「いゃああああああ! うおおおおおお! 絶対に許せねえ! 瀬良美久ゥゥゥ!」
スケルトン壁掛け時計の円盤上を永久に周回する短い方の針が天頂の12を過ぎる頃、静かな暗闇に包まれた高級住宅街の窓からは、煉獄から響いてくるような禍々しい女の声が漏出してきた。
「私の……私の松上晴人様に何をしたの? 何が起こったの? 何をされたの? あ~ッ、声に出してしまうほど、くやしいィィィ!」
輸入ベッドの上でセンスの良いキャミソールが、はだけるほど転がりまくった森岡世志乃は、高級羽毛枕に沈む美しくも歪んだ顔を暫く浮上させる事ができなかった。
事の発端は、世志乃がαチームのリーダー、松野下佳宏からβチームの遭難エピソードを秘密裏に聞いた夕方から。
「――ここだけの話だけど、“ジュラアナ長野”で事故が起こったらしい。

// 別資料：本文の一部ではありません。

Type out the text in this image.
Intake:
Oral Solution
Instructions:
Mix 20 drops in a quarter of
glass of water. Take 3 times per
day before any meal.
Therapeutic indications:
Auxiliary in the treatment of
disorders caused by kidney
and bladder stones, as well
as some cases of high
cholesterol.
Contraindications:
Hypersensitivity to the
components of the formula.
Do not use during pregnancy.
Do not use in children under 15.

それもあの松上晴人率いるβチームだってんだから、ちょっと驚いたよ。アロサウルス狩りに意気揚々と出発したのはいいけど、ジュラ紀で何日か音信不通になってたらしいぜ」
「ええ?! 全員無事だったんですか?」
「ああ、幸いにも行方不明になってた2人は救出されたらしいけど、現場は大騒ぎになってた」
「2人……? 誰と誰だったのですか? まさか松上晴人さん?」
「そのまさかだよ。不意打ちを食らって崖下まで転落したのは、松上リーダーとセラミックちゃんだそうだ」
「セ、セラミック! よりによって彼女と!?」
「2人仲良く1億年前の世界でサバイバル生活を送ってたらしい……何でも怪我したのは松上だけで、セラミックちゃんは軽傷だったそうだ。彼女はホント強運の持ち主だね」
日焼けしたクールビズ姿の松野下佳宏は、3秒後に思わず目を見張って固まってしまった。
αチームが拠点にしている事務所のソファで、猫顔のスタイリッシュ美女、森岡世志乃が豹変する瞬間を目撃してしまったからだ。

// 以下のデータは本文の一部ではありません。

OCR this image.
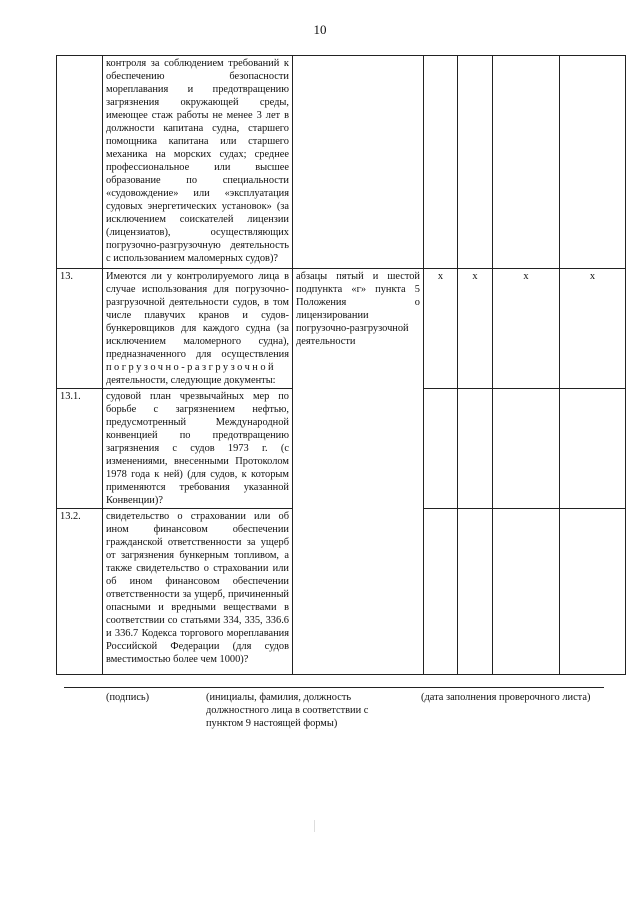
10
	контроля за соблюдением требований к обеспечению безопасности мореплавания и предотвращению загрязнения окружающей среды, имеющее стаж работы не менее 3 лет в должности капитана судна, старшего помощника капитана или старшего механика на морских судах; среднее профессиональное или высшее образование по специальности «судовождение» или «эксплуатация судовых энергетических установок» (за исключением соискателей лицензии (лицензиатов), осуществляющих погрузочно-разгрузочную деятельность с использованием маломерных судов)?					
13.	Имеются ли у контролируемого лица в случае использования для погрузочно-разгрузочной деятельности судов, в том числе плавучих кранов и судов-бункеровщиков для каждого судна (за исключением маломерного судна), предназначенного для осуществления погрузочно-разгрузочной деятельности, следующие документы:	абзацы пятый и шестой подпункта «г» пункта 5 Положения о лицензировании погрузочно-разгрузочной деятельности	х	х	х	х
13.1.	судовой план чрезвычайных мер по борьбе с загрязнением нефтью, предусмотренный Международной конвенцией по предотвращению загрязнения с судов 1973 г. (с изменениями, внесенными Протоколом 1978 года к ней) (для судов, к которым применяются требования указанной Конвенции)?					
13.2.	свидетельство о страховании или об ином финансовом обеспечении гражданской ответственности за ущерб от загрязнения бункерным топливом, а также свидетельство о страховании или об ином финансовом обеспечении ответственности за ущерб, причиненный опасными и вредными веществами в соответствии со статьями 334, 335, 336.6 и 336.7 Кодекса торгового мореплавания Российской Федерации (для судов вместимостью более чем 1000)?					
(подпись)	(инициалы, фамилия, должность должностного лица в соответствии с пунктом 9 настоящей формы)
(дата заполнения проверочного листа)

『まずい』、『無神経に煽ってしまったか』と後悔した時には、すでに手遅れだった。
「ふ、2人っきり……。若い男女が危機的な状況の中で、お互いに助け合いながらピッタリと寄り添って脱出する場面なんて……。後はもう、恋に落ちて終わるハッピーエンドの展開しか……考えられない! そう! そうじゃないですかああああああ!?」
「わあああ?! 落ち着け、落ち着くんだ世志乃さん!」
森岡世志乃が、嫉妬に狂うのは無理もない。彼女がセラミックと同じく恐竜狩猟調理師を目指したのは、少しでも憧れの松上晴人に近付きたいがため……。大学の非常勤講師として何度か見かけたその日から、いや聴講する度に、松上が放つ不思議な魅力の虜となったのだ。

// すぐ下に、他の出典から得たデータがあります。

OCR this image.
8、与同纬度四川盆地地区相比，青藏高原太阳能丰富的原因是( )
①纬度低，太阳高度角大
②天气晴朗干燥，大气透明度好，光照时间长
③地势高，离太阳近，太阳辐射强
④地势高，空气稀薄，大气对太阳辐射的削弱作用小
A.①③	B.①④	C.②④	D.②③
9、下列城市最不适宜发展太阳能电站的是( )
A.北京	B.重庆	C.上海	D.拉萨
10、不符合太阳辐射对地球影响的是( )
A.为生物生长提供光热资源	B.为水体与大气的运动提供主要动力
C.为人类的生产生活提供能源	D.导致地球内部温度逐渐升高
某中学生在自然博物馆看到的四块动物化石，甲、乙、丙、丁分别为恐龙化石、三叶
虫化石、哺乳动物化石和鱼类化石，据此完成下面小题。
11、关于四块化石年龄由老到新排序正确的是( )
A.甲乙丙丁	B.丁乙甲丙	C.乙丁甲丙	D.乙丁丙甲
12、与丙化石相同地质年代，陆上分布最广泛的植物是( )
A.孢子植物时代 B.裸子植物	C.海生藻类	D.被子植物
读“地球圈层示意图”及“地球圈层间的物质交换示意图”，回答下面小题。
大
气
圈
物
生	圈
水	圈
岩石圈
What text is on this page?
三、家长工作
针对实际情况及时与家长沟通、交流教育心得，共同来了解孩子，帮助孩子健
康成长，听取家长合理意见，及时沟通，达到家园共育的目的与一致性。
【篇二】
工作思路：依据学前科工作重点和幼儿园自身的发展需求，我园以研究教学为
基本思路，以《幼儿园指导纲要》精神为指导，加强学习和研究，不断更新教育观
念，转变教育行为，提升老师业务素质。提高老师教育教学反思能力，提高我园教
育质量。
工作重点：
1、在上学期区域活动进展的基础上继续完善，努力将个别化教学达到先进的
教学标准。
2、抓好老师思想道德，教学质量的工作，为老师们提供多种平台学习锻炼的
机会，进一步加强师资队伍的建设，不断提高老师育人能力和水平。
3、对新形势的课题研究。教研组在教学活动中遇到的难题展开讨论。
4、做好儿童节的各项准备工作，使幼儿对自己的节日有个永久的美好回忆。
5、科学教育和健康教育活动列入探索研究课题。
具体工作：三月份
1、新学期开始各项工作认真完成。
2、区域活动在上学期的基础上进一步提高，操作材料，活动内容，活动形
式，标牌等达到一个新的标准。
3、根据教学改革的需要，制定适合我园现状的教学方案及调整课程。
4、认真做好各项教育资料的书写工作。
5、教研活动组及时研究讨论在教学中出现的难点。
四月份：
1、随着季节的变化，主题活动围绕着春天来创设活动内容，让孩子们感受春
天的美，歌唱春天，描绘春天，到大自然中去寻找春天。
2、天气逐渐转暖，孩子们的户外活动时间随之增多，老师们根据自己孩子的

恋に落ちた彼女は、ありとあらゆる手段を用いて彼にアプローチしたが、恐竜にしか興味を示さない変人を振り向かせるには、もはや自身が恐竜ハンターになるしかないように思えた。
名のある大手銀行の頭取の娘である森岡世志乃は、本物のお嬢様育ちであり、親の期待に応えるべく英才教育も施され、将来を嘱望される存在だったのだ。そんなエリートの彼女が危険で体力勝負の恐竜狩猟調理師を目指すと周囲に公言した時、両親が受けたであろう多大なる精神的ショックは計り知れない。
彼女がリスキーな恐竜ハンターを続ける理由とモチベーションの源泉は、松上晴人様を手に入れるためだと言い切っても過言ではないのだ。パッと出のセラミックごときに彼を奪われる事は、長年思い続けてきた世志乃のプライドが許さないのは当然の事なのであった。
そんな森岡世志乃の渦巻く情念を知ってか知らずか、変に刺激してしまった松野下リーダーは、荒ぶる彼女を静めるために(周りに誰もいなかったとはいえ)土下座まで披露してしまった次第である。
「……どうしたの?! 世志乃さん? 何かあったの?」
はっと我に返ると、自室のドアの向こうから心配そうな母親の声が聞こえてきた。
「ううん、大丈夫。いいえ! 何でもありませんわ、お母様!」
森岡世志乃は、引っ張りすぎて少し破けてしまった羽毛枕から飛び出したダウンを掻き集めるのに夢中となり、チェストの角に足の小指をぶつけて悶絶した。